I then visited Dunfermline to see the remains of the old Abbey and Abbey Church, which now serves the local worshipping community of the town. It was there that I discovered that Queen Margaret, now St Margaret of Scotland, was buried and until the Reformation it too was a place of pilgrimage.

So, St Margret of Scotland is the person who links my four pictures.

Our knowledge of Margaret is quite extensive because her biography was written by Turgot of Durham, who became the Bishop of St Andrew’s.

Margaret was born in about 1045 in Hungary. Her father, the English Prince Edward, was in exile. Her mother was Agatha, the granddaughter of King Edmund Ironside of England. The family returned to England in 1057 when Edward the Confessor was on the throne. Margaret was then known as Margaret of Wessex and was an English princess. When King Harold II died at the Battle of Hastings in 1066, Margaret’s brother Edgar was proclaimed king of England but was never crowned because William Duke of Normandy took the throne.

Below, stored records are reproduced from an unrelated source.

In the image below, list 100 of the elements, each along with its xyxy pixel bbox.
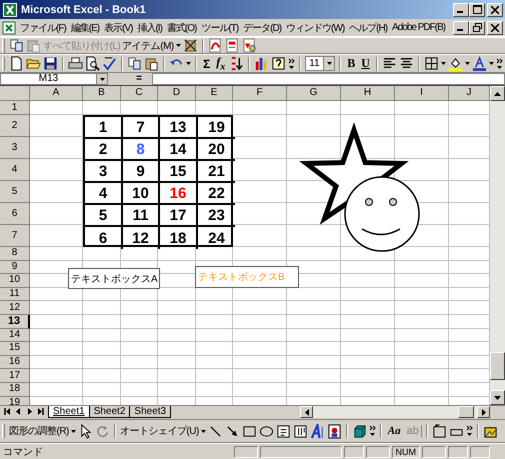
menu-item[interactable]: 書式(O): [164, 20, 200, 34]
font-style-button[interactable]: Aa: [386, 425, 403, 437]
dropdown-arrow-icon[interactable]: [200, 430, 206, 432]
menu-item[interactable]: ヘルプ(H): [347, 20, 390, 34]
printer-icon[interactable]: [68, 56, 83, 71]
scrollbar-thumb[interactable]: [490, 352, 505, 380]
word-art-icon[interactable]: [310, 424, 325, 438]
sheet-tab[interactable]: Sheet3: [129, 406, 172, 418]
previous-sheet-icon[interactable]: [14, 407, 23, 416]
text-box-icon[interactable]: [276, 424, 291, 438]
column-header[interactable]: B: [83, 86, 121, 101]
name-box[interactable]: M13: [0, 73, 108, 85]
scrollbar-thumb[interactable]: [458, 406, 474, 418]
row-header[interactable]: 14: [0, 328, 30, 342]
chevron-icon[interactable]: [466, 425, 473, 437]
menu-item[interactable]: 編集(E): [68, 20, 102, 34]
row-header[interactable]: 18: [0, 382, 30, 397]
menu-item[interactable]: ウィンドウ(W): [284, 20, 348, 34]
borders-icon[interactable]: [424, 56, 439, 71]
fill-color-icon[interactable]: [448, 56, 463, 71]
dropdown-arrow-icon[interactable]: [440, 62, 446, 65]
column-header[interactable]: D: [158, 86, 196, 101]
menu-item[interactable]: ファイル(F): [18, 20, 69, 34]
first-sheet-icon[interactable]: [3, 407, 12, 416]
menu-item[interactable]: 表示(V): [102, 20, 136, 34]
select-all-corner[interactable]: [0, 86, 30, 101]
menu-item[interactable]: 挿入(I): [135, 20, 165, 34]
font-color-icon[interactable]: [472, 56, 487, 71]
spell-check-icon[interactable]: [102, 56, 117, 71]
last-sheet-icon[interactable]: [36, 407, 45, 416]
column-header[interactable]: G: [287, 86, 341, 101]
next-sheet-icon[interactable]: [25, 407, 34, 416]
clipboard-clear-icon[interactable]: [182, 38, 198, 53]
row-header[interactable]: 17: [0, 369, 30, 383]
dropdown-arrow-icon[interactable]: [186, 62, 191, 65]
oval-icon[interactable]: [258, 424, 274, 438]
insert-function-button[interactable]: f$_{x}$: [214, 54, 228, 72]
restore-button[interactable]: [469, 20, 485, 34]
font-size-field[interactable]: 11: [305, 56, 336, 71]
bold-button[interactable]: B: [345, 56, 358, 71]
chevron-icon[interactable]: [496, 58, 503, 70]
column-header[interactable]: F: [233, 86, 287, 101]
minimize-button[interactable]: [453, 2, 469, 16]
column-header[interactable]: A: [30, 86, 83, 101]
align-center-icon[interactable]: [398, 56, 414, 71]
formula-input[interactable]: [152, 73, 505, 85]
menu-item[interactable]: データ(D): [241, 20, 284, 34]
vertical-scrollbar[interactable]: [490, 86, 505, 405]
row-header[interactable]: 9: [0, 260, 30, 274]
row-header[interactable]: 10: [0, 274, 30, 288]
arrow-icon[interactable]: [224, 424, 240, 438]
draw-menu-button[interactable]: 図形の調整(R): [9, 424, 69, 438]
underline-button[interactable]: U: [359, 56, 372, 71]
row-header[interactable]: 4: [0, 159, 30, 181]
copy-icon[interactable]: [9, 38, 24, 53]
maximize-button[interactable]: [469, 2, 485, 16]
formula-equals-button[interactable]: =: [108, 73, 152, 85]
frame-icon[interactable]: [432, 424, 447, 438]
rectangle-icon[interactable]: [242, 424, 257, 438]
copy-icon[interactable]: [127, 56, 142, 71]
autosum-button[interactable]: Σ: [201, 56, 212, 70]
line-icon[interactable]: [208, 424, 223, 438]
row-header[interactable]: 6: [0, 203, 30, 225]
column-header[interactable]: I: [395, 86, 449, 101]
menu-item[interactable]: ツール(T): [199, 20, 242, 34]
dropdown-arrow-icon[interactable]: [70, 430, 76, 432]
cube-icon[interactable]: [352, 424, 367, 438]
sheet-tab[interactable]: Sheet1: [48, 406, 90, 418]
close-button[interactable]: [487, 20, 503, 34]
row-header[interactable]: 5: [0, 181, 30, 203]
row-header[interactable]: 16: [0, 356, 30, 370]
column-header[interactable]: E: [196, 86, 233, 101]
help-icon[interactable]: [271, 56, 286, 71]
row-header[interactable]: 1: [0, 101, 30, 115]
pdf-icon[interactable]: [242, 38, 257, 53]
pdf-icon[interactable]: [224, 38, 240, 53]
row-header[interactable]: 2: [0, 115, 30, 137]
clip-art-icon[interactable]: [326, 424, 342, 438]
chevron-icon[interactable]: [288, 58, 296, 70]
row-header[interactable]: 12: [0, 301, 30, 315]
minimize-button[interactable]: [453, 20, 469, 34]
print-preview-icon[interactable]: [85, 56, 100, 71]
column-header[interactable]: C: [121, 86, 158, 101]
new-document-icon[interactable]: [9, 56, 24, 71]
pdf-icon[interactable]: [208, 38, 223, 53]
align-left-icon[interactable]: [382, 56, 397, 71]
items-menu-button[interactable]: アイテム(M): [122, 38, 174, 52]
row-header[interactable]: 15: [0, 342, 30, 356]
menu-item[interactable]: Adobe PDF(B): [390, 22, 448, 33]
column-header[interactable]: H: [341, 86, 395, 101]
row-header[interactable]: 7: [0, 225, 30, 247]
sort-icon[interactable]: [229, 56, 244, 71]
sheet-tab[interactable]: Sheet2: [88, 406, 130, 418]
close-button[interactable]: [487, 2, 503, 16]
paste-icon[interactable]: [144, 56, 159, 71]
dropdown-arrow-icon[interactable]: [464, 62, 470, 65]
row-header[interactable]: 3: [0, 137, 30, 159]
workbook-icon[interactable]: [2, 20, 16, 34]
column-header[interactable]: J: [449, 86, 490, 101]
row-header[interactable]: 11: [0, 288, 30, 302]
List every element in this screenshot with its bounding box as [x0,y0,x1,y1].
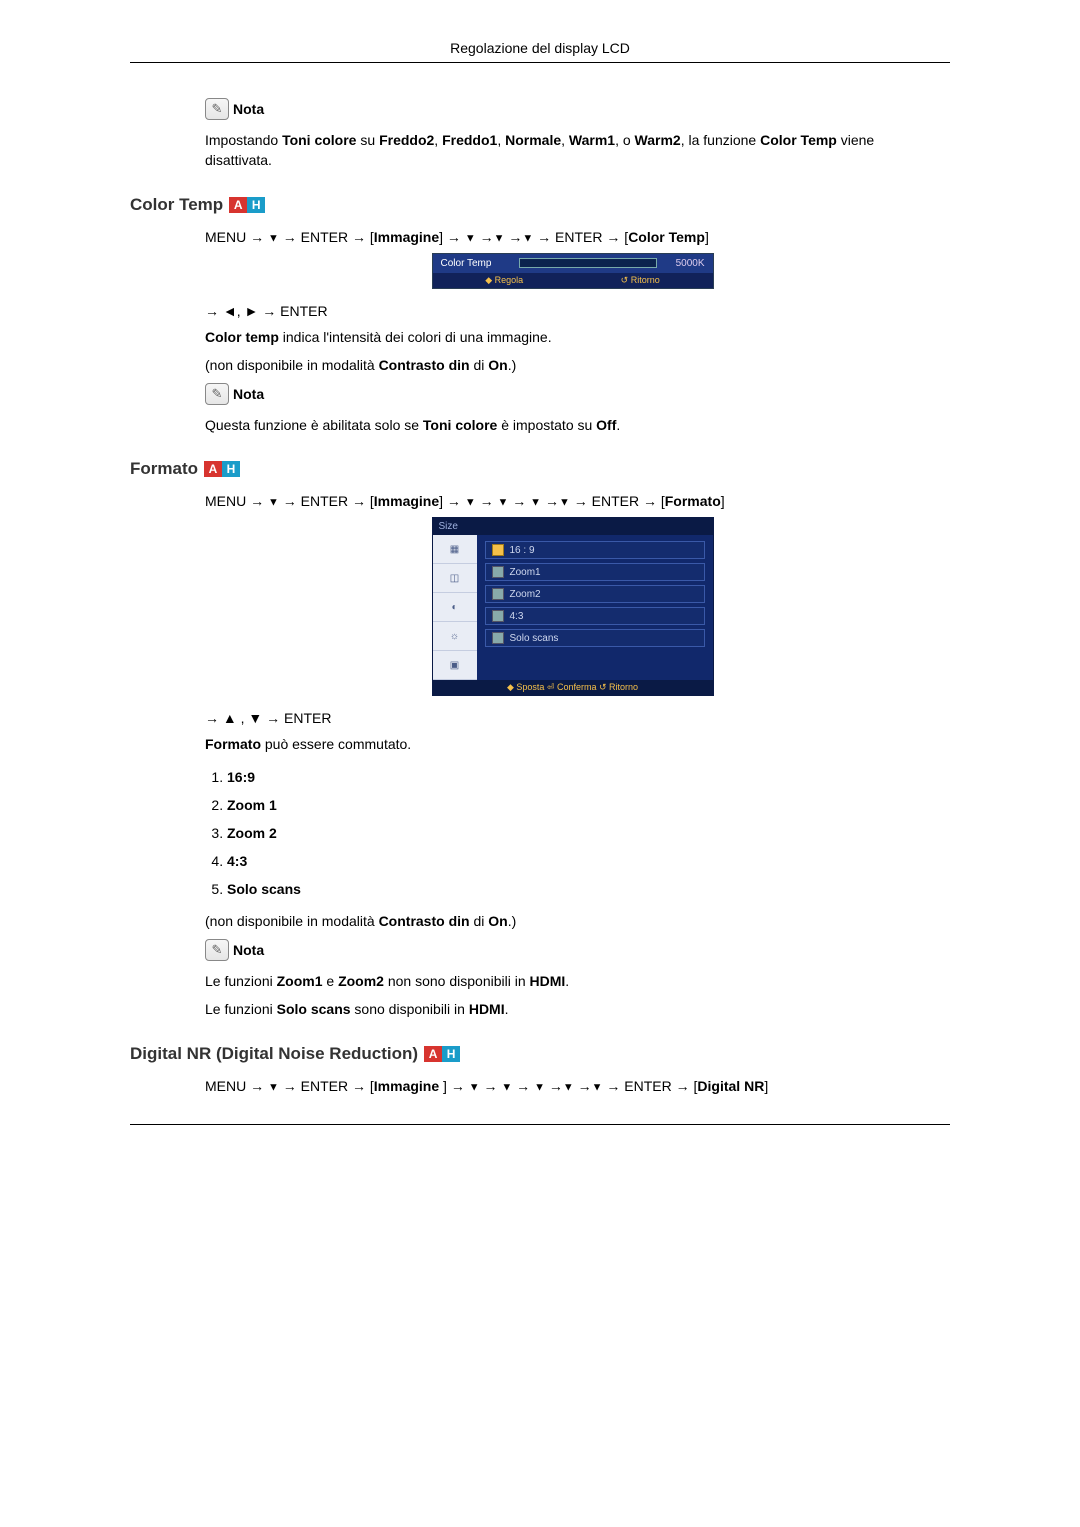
footer-rule [130,1124,950,1125]
osd-ritorno: ↺ Ritorno [621,275,660,286]
note-block: ✎ Nota [205,939,940,961]
formato-note2: Le funzioni Solo scans sono disponibili … [205,999,940,1019]
osd-opt: 16 : 9 [485,541,705,559]
ah-badge-icon: AH [204,461,240,477]
color-temp-restrict: (non disponibile in modalità Contrasto d… [205,355,940,375]
note-block: ✎ Nota [205,383,940,405]
osd-icon: ◫ [433,564,477,593]
formato-switch: Formato può essere commutato. [205,734,940,754]
osd-size-panel: Size ▦ ◫ ◐ ☼ ▣ 16 : 9 Zoom1 Zoom2 4:3 So… [432,517,714,696]
color-temp-desc: Color temp indica l'intensità dei colori… [205,327,940,347]
osd-icon: ☼ [433,622,477,651]
note-icon: ✎ [205,939,229,961]
list-item: Zoom 2 [227,819,940,847]
list-item: 16:9 [227,763,940,791]
list-item: Zoom 1 [227,791,940,819]
osd-opt: Zoom1 [485,563,705,581]
osd-slider [519,258,657,268]
section-color-temp-title: Color Temp AH [130,195,950,215]
list-item: Solo scans [227,875,940,903]
formato-list: 16:9 Zoom 1 Zoom 2 4:3 Solo scans [205,763,940,903]
osd-icon: ◐ [433,593,477,622]
ah-badge-icon: AH [424,1046,460,1062]
osd-size-foot: ◆ Sposta ⏎ Conferma ↺ Ritorno [433,680,713,695]
formato-menu-path: MENU → ▼ → ENTER → [Immagine] → ▼ → ▼ → … [205,493,940,509]
osd-color-temp-value: 5000K [665,258,705,269]
ah-badge-icon: AH [229,197,265,213]
osd-icon-column: ▦ ◫ ◐ ☼ ▣ [433,535,477,680]
note-label: Nota [233,942,264,958]
osd-icon: ▣ [433,651,477,680]
color-temp-nav2: → ◄, ► → ENTER [205,303,940,319]
osd-regola: ◆ Regola [485,275,523,286]
osd-opt: 4:3 [485,607,705,625]
section-formato-title: Formato AH [130,459,950,479]
intro-note-text: Impostando Toni colore su Freddo2, Fredd… [205,130,940,171]
section-dnr-title: Digital NR (Digital Noise Reduction) AH [130,1044,950,1064]
osd-color-temp-label: Color Temp [441,258,511,269]
formato-note1: Le funzioni Zoom1 e Zoom2 non sono dispo… [205,971,940,991]
note-icon: ✎ [205,98,229,120]
color-temp-menu-path: MENU → ▼ → ENTER → [Immagine] → ▼ →▼ →▼ … [205,229,940,245]
list-item: 4:3 [227,847,940,875]
formato-nav2: → ▲ , ▼ → ENTER [205,710,940,726]
formato-restrict: (non disponibile in modalità Contrasto d… [205,911,940,931]
dnr-menu-path: MENU → ▼ → ENTER → [Immagine ] → ▼ → ▼ →… [205,1078,940,1094]
osd-color-temp: Color Temp 5000K ◆ Regola ↺ Ritorno [432,253,714,289]
color-temp-enabled: Questa funzione è abilitata solo se Toni… [205,415,940,435]
page-title: Regolazione del display LCD [450,40,630,56]
note-block: ✎ Nota [205,98,940,120]
note-label: Nota [233,101,264,117]
note-icon: ✎ [205,383,229,405]
osd-size-title: Size [433,518,713,535]
osd-opt: Zoom2 [485,585,705,603]
note-label: Nota [233,386,264,402]
osd-opt: Solo scans [485,629,705,647]
page-header: Regolazione del display LCD [130,40,950,63]
osd-icon: ▦ [433,535,477,564]
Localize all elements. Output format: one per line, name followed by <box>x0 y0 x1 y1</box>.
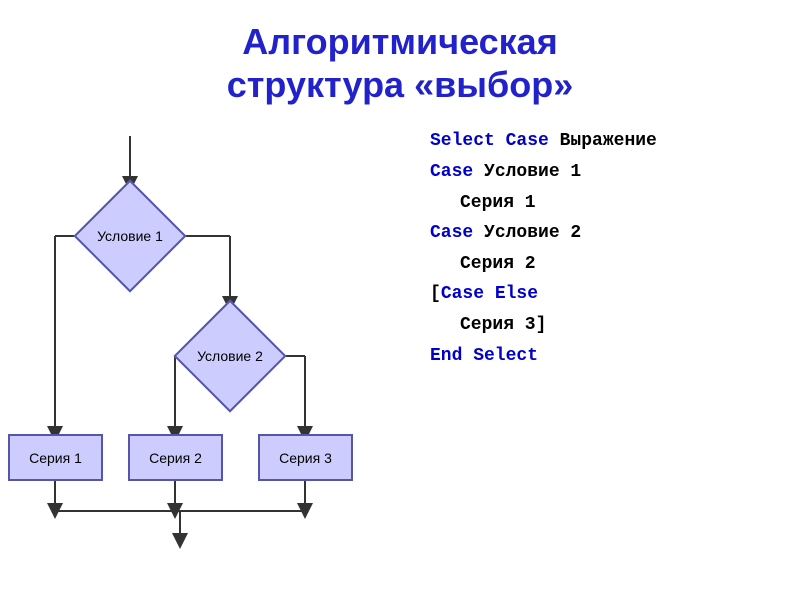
seria3-label: Серия 3] <box>460 315 546 335</box>
code-line5: Серия 2 <box>460 249 800 280</box>
code-line7: Серия 3] <box>460 310 800 341</box>
title-line2: структура «выбор» <box>0 63 800 106</box>
code-block: Select Case Выражение Case Условие 1 Сер… <box>420 126 800 556</box>
page-title: Алгоритмическая структура «выбор» <box>0 0 800 106</box>
kw-case2: Case <box>430 223 473 243</box>
seria1-label: Серия 1 <box>460 193 536 213</box>
code-line6: [Case Else <box>430 279 800 310</box>
code-line2: Case Условие 1 <box>430 157 800 188</box>
code-line8: End Select <box>430 341 800 372</box>
kw-case-else: Case Else <box>441 284 538 304</box>
code-line2-rest: Условие 1 <box>473 162 581 182</box>
kw-select-case: Select Case <box>430 131 549 151</box>
diamond2-label: Условие 2 <box>190 316 270 396</box>
code-line4-rest: Условие 2 <box>473 223 581 243</box>
diamond1-label: Условие 1 <box>90 196 170 276</box>
code-line3: Серия 1 <box>460 188 800 219</box>
code-line4: Case Условие 2 <box>430 218 800 249</box>
flowchart: Условие 1 Условие 2 Серия 1 Серия 2 Сери… <box>0 126 420 556</box>
code-line1-rest: Выражение <box>549 131 657 151</box>
seria2-label: Серия 2 <box>460 254 536 274</box>
seria1-box: Серия 1 <box>8 434 103 481</box>
seria2-box: Серия 2 <box>128 434 223 481</box>
bracket-open: [ <box>430 284 441 304</box>
kw-case1: Case <box>430 162 473 182</box>
kw-end-select: End Select <box>430 346 538 366</box>
title-line1: Алгоритмическая <box>0 20 800 63</box>
seria3-box: Серия 3 <box>258 434 353 481</box>
code-line1: Select Case Выражение <box>430 126 800 157</box>
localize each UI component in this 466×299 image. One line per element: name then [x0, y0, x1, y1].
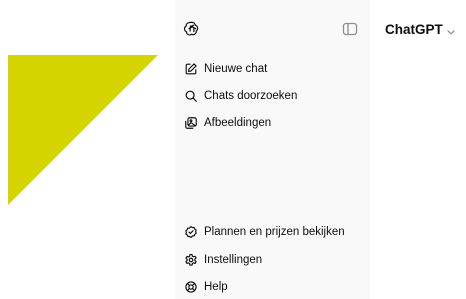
sidebar-item-settings[interactable]: Instellingen: [175, 248, 365, 272]
images-icon: [184, 116, 198, 130]
sidebar-item-images[interactable]: Afbeeldingen: [175, 111, 365, 135]
model-name: ChatGPT: [385, 21, 443, 37]
decorative-triangle: [8, 55, 158, 205]
openai-logo-icon[interactable]: [183, 20, 201, 38]
gear-icon: [184, 253, 198, 267]
sidebar-toggle-icon[interactable]: [341, 20, 359, 38]
search-icon: [184, 89, 198, 103]
sidebar-header: [175, 0, 370, 58]
sidebar-item-new-chat[interactable]: Nieuwe chat: [175, 57, 365, 81]
badge-check-icon: [184, 225, 198, 239]
chevron-down-icon: [446, 24, 456, 35]
sidebar-item-label: Instellingen: [204, 254, 263, 266]
sidebar-item-label: Nieuwe chat: [204, 63, 268, 75]
sidebar-item-label: Chats doorzoeken: [204, 90, 298, 102]
pencil-square-icon: [184, 62, 198, 76]
sidebar-item-search-chats[interactable]: Chats doorzoeken: [175, 84, 365, 108]
sidebar-item-label: Plannen en prijzen bekijken: [204, 226, 345, 238]
lifebuoy-icon: [184, 280, 198, 294]
model-selector[interactable]: ChatGPT: [385, 18, 456, 40]
sidebar-item-plans[interactable]: Plannen en prijzen bekijken: [175, 220, 365, 244]
sidebar-item-label: Afbeeldingen: [204, 117, 272, 129]
sidebar-item-label: Help: [204, 281, 228, 293]
sidebar-item-help[interactable]: Help: [175, 275, 365, 299]
sidebar: Nieuwe chat Chats doorzoeken Afbeeldinge…: [175, 0, 370, 299]
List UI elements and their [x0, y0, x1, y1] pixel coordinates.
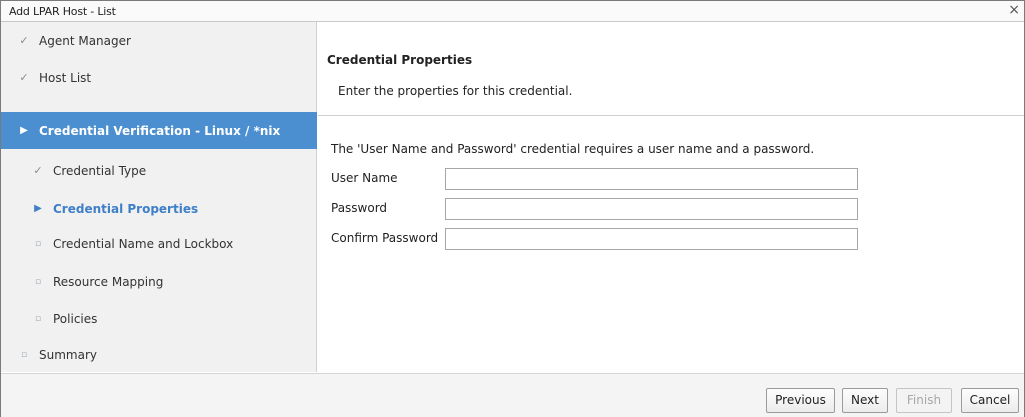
step-host-list[interactable]: ✓ Host List: [1, 59, 317, 96]
close-icon[interactable]: ×: [1008, 2, 1020, 18]
wizard-steps-sidebar: ✓ Agent Manager ✓ Host List ▶ Credential…: [1, 22, 317, 372]
step-label: Host List: [39, 70, 92, 85]
step-label: Summary: [39, 347, 97, 362]
next-button[interactable]: Next: [842, 388, 888, 413]
step-summary[interactable]: ▫ Summary: [1, 336, 317, 373]
checkmark-icon: ✓: [19, 34, 29, 47]
step-policies[interactable]: ▫ Policies: [1, 300, 317, 337]
step-credential-verification[interactable]: ▶ Credential Verification - Linux / *nix: [1, 112, 317, 149]
step-label: Agent Manager: [39, 33, 131, 48]
step-label: Policies: [53, 311, 98, 326]
password-row: Password: [331, 198, 931, 220]
bullet-icon: ▫: [34, 238, 42, 249]
confirm-password-row: Confirm Password: [331, 228, 931, 250]
window-title: Add LPAR Host - List: [9, 5, 116, 18]
page-title: Credential Properties: [327, 53, 473, 67]
username-input[interactable]: [445, 168, 858, 190]
finish-button: Finish: [896, 388, 952, 413]
title-bar: Add LPAR Host - List ×: [1, 1, 1024, 22]
username-label: User Name: [331, 171, 398, 185]
step-resource-mapping[interactable]: ▫ Resource Mapping: [1, 263, 317, 300]
checkmark-icon: ✓: [19, 71, 29, 84]
step-credential-type[interactable]: ✓ Credential Type: [1, 152, 317, 189]
step-label: Credential Verification - Linux / *nix: [39, 123, 281, 138]
arrow-right-icon: ▶: [34, 203, 42, 214]
username-row: User Name: [331, 168, 931, 190]
bullet-icon: ▫: [34, 313, 42, 324]
bullet-icon: ▫: [20, 349, 28, 360]
step-credential-properties[interactable]: ▶ Credential Properties: [1, 190, 317, 227]
step-label: Resource Mapping: [53, 274, 164, 289]
step-label: Credential Name and Lockbox: [53, 236, 234, 251]
step-credential-name-lockbox[interactable]: ▫ Credential Name and Lockbox: [1, 225, 317, 262]
arrow-right-icon: ▶: [20, 125, 28, 136]
step-agent-manager[interactable]: ✓ Agent Manager: [1, 22, 317, 59]
step-label: Credential Type: [53, 163, 147, 178]
step-label: Credential Properties: [53, 201, 199, 216]
bullet-icon: ▫: [34, 276, 42, 287]
confirm-password-label: Confirm Password: [331, 231, 439, 245]
password-input[interactable]: [445, 198, 858, 220]
previous-button[interactable]: Previous: [766, 388, 835, 413]
cancel-button[interactable]: Cancel: [961, 388, 1019, 413]
checkmark-icon: ✓: [33, 164, 43, 177]
add-lpar-host-dialog: Add LPAR Host - List × ✓ Agent Manager ✓…: [0, 0, 1025, 417]
credential-description: The 'User Name and Password' credential …: [331, 142, 815, 156]
confirm-password-input[interactable]: [445, 228, 858, 250]
step-header: Credential Properties Enter the properti…: [318, 22, 1024, 116]
page-subtitle: Enter the properties for this credential…: [338, 84, 573, 98]
password-label: Password: [331, 201, 388, 215]
wizard-footer: Previous Next Finish Cancel: [1, 373, 1024, 417]
step-content-panel: Credential Properties Enter the properti…: [318, 22, 1024, 372]
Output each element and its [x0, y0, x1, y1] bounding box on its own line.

Because of this Margaret and her family fled to Northumbria for safety. Subsequently, Margaret married Malcolm III of Scotland in 1070 who was a widower.

Margaret was a very pious woman and was known for her many charitable works, including her care of orphans and the poor, and establishing two ferry crossings over the Firth of Forth (North Berwick and Queensferry) for pilgrims travelling to St Andrews Abbey in Fife where the relics of St Andrew could be venerated. She also invited the Benedictine Order to establish a monastery in Dunfermline in 1072. She had an important influence on her husband, King Malcolm, to whom she read the scriptures and shared her own discipleship of Christ. Margaret brought about many reforms in the Church of Scotland with the guidance of Lanfranc, who later became the Archbishop of Canterbury. Because of personal witness she was recognised as an exemplar of ‘a just ruler’ having influenced her husband and brought up eight children in the Christian faith. She gave birth to three future Kings of Scotland: Edgar, Alexander I and David I. At the age of just 49 Margaret died on the 16 November 1093.

It was Pope Innocent IV in 1250 who canonised her and her remains were reinterred in a shrine in Dunfermline Abbey. Her feast day in the Anglican Calendar is 16 November and she is held to be the patron saint of those who serve the poor.